Bone sialoprotein (BSP) expression is detected in a variety of human osteotropic
cancers. High expression of BSP in breast and prostate primary
carcinomas is associated with progression and bone
metastases development. In this study, we examined the transcriptional regulation of BSP gene expression in MDA-MB-231 and MCF-7 human
breast cancer cells compared with Saos-2 human osteoblast-like cells. BSP human promoter deletion analyses delineated a -56/-84 region, which comprises a cAMP response element (CRE) that was sufficient for maximal promoter activity in
breast cancer cell lines. We found that the
basic fibroblast growth factor response element (FRE) also located in the proximal promoter was a crucial regulator of human BSP promoter activity in Saos-2 but not in
breast cancer cells. Promoter activity experiments in combination with
DNA mobility shift assays demonstrated that BSP promoter activity is under the control of the CRE
element, through CREB-1, JunD and Fra-2 binding, in MDA-MB-231, MCF-7 and in Saos-2 cells.
Forskolin, a
protein kinase A pathway activator, failed to enhance BSP transcriptional activity suggesting that CRE site behaves as a constitutive rather than an inducible
element in these cell lines.
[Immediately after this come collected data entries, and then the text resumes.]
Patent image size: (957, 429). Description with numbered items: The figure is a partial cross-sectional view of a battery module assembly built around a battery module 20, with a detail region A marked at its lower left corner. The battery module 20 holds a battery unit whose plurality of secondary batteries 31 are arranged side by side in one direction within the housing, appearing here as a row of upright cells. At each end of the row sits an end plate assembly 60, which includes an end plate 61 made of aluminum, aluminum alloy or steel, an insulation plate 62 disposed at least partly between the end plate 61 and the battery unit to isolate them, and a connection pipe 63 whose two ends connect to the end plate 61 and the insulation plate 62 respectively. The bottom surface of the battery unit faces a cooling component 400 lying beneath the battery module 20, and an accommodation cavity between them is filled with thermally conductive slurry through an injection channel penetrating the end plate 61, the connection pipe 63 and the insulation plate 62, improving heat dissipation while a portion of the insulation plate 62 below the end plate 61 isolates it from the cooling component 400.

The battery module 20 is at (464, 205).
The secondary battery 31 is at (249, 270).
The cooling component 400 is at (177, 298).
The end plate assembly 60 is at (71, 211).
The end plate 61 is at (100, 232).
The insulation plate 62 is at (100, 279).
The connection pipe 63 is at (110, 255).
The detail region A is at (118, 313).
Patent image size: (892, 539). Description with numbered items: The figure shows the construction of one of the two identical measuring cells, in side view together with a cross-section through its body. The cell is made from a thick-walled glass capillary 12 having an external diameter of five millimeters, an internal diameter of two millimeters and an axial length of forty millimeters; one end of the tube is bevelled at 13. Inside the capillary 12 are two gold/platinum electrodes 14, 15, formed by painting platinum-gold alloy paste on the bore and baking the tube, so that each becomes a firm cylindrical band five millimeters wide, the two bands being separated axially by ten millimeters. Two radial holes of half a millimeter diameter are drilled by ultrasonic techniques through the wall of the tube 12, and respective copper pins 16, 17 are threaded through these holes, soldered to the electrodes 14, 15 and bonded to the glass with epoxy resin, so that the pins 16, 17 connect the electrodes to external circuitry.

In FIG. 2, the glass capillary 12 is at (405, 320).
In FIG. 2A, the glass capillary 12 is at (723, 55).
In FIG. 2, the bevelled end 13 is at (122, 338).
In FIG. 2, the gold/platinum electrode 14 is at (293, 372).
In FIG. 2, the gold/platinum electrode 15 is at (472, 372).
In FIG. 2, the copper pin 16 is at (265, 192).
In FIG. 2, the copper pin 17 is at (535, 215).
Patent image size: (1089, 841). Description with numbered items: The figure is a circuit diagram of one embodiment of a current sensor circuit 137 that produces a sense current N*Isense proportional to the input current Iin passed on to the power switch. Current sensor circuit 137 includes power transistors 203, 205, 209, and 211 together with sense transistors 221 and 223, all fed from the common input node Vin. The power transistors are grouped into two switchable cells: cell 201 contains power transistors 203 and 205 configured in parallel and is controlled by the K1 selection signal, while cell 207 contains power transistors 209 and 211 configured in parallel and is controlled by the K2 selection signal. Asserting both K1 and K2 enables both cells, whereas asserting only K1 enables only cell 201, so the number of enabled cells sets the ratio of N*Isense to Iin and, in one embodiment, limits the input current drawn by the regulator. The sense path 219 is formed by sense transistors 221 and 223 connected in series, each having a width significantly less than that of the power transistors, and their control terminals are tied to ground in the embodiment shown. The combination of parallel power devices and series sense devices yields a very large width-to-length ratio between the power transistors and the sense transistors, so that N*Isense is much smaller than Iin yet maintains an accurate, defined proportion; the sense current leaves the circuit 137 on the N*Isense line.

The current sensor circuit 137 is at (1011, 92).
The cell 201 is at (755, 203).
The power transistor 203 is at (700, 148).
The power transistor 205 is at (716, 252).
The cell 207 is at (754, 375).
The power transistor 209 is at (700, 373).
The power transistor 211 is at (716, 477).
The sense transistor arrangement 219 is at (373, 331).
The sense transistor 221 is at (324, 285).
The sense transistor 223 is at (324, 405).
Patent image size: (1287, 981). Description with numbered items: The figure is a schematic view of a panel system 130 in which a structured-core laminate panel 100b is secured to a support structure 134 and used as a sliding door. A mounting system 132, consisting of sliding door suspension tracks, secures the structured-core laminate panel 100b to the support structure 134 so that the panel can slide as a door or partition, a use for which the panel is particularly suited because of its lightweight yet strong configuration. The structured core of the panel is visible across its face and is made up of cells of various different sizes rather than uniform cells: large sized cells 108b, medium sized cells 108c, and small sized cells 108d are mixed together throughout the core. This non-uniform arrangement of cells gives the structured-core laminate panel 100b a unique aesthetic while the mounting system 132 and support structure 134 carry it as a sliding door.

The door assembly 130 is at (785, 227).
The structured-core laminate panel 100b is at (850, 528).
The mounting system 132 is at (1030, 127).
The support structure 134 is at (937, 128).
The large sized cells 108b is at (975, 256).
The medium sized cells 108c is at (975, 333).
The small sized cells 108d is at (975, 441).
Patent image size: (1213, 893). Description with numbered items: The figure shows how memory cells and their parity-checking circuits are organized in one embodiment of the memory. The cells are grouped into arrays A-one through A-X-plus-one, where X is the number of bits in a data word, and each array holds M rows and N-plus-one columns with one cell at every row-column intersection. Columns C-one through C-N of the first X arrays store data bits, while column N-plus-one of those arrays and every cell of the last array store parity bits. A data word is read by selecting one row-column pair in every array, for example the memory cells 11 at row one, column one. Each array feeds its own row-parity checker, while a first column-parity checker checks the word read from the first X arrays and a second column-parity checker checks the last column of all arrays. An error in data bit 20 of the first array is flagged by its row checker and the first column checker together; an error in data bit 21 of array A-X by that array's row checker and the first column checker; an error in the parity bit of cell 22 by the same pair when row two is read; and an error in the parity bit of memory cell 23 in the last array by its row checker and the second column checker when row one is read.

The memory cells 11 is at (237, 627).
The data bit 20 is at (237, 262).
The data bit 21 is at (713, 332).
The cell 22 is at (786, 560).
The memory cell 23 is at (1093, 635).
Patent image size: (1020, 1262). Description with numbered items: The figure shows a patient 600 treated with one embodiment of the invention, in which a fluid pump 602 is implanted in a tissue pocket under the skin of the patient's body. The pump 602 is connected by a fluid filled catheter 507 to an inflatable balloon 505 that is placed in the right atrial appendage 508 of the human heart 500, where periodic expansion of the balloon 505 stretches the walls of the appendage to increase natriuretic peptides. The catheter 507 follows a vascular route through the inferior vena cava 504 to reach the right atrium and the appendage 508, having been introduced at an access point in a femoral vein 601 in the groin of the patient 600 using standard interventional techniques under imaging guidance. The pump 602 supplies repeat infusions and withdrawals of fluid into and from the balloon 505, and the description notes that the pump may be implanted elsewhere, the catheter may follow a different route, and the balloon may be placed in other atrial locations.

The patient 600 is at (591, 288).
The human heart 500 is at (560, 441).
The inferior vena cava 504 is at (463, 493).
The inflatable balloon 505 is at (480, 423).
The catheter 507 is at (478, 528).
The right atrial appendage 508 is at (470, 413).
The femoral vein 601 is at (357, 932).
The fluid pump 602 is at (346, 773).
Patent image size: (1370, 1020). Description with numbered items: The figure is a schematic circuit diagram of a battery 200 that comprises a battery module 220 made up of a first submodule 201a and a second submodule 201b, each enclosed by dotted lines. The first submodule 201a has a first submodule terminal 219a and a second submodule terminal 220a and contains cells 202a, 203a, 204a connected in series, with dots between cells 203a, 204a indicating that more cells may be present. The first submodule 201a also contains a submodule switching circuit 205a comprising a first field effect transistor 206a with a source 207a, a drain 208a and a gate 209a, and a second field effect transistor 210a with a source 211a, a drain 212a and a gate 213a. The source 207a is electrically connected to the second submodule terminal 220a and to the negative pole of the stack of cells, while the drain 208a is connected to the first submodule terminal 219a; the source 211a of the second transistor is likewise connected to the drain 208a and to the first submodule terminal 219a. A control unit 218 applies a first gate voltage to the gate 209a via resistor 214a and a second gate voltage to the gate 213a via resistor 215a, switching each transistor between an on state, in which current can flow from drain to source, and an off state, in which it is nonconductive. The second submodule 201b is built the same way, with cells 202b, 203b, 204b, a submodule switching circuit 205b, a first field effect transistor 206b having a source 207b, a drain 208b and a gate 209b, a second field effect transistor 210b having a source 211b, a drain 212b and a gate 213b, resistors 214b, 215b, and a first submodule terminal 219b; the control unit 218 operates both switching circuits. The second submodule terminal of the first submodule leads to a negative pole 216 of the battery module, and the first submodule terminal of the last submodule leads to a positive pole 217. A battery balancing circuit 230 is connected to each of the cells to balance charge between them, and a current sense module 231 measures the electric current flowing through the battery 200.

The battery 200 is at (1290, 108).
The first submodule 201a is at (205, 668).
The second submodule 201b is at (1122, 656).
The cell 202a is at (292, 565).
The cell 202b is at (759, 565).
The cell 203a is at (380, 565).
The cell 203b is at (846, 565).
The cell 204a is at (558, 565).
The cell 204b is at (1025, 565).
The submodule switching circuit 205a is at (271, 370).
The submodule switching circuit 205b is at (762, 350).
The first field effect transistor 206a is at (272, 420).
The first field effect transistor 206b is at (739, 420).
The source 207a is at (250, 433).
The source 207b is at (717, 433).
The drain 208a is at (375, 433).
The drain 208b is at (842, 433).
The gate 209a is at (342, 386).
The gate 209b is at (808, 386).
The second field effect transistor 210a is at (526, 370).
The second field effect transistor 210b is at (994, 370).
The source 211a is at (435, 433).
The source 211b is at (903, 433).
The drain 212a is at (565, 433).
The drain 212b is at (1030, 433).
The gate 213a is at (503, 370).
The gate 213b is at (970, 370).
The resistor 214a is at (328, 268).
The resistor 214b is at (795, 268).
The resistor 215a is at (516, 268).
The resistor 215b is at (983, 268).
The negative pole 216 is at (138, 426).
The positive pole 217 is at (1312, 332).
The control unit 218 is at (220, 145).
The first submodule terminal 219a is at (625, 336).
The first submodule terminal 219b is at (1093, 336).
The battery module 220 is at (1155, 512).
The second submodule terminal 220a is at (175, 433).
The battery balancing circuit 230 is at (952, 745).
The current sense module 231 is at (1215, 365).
Over-expression of JunD and Fra-2 increased BSP promoter activity and upregulated endogenous BSP
protein expression in MCF-7 and Saos-2 cells while
siRNA-mediated inhibition of both factors expression significantly reduced BSP
protein level in MDA-MB-231. Collectively, these data provide with new transcriptional mechanisms, implicating CREB and
AP-1 factors, that control BSP gene expression in
breast cancer cells.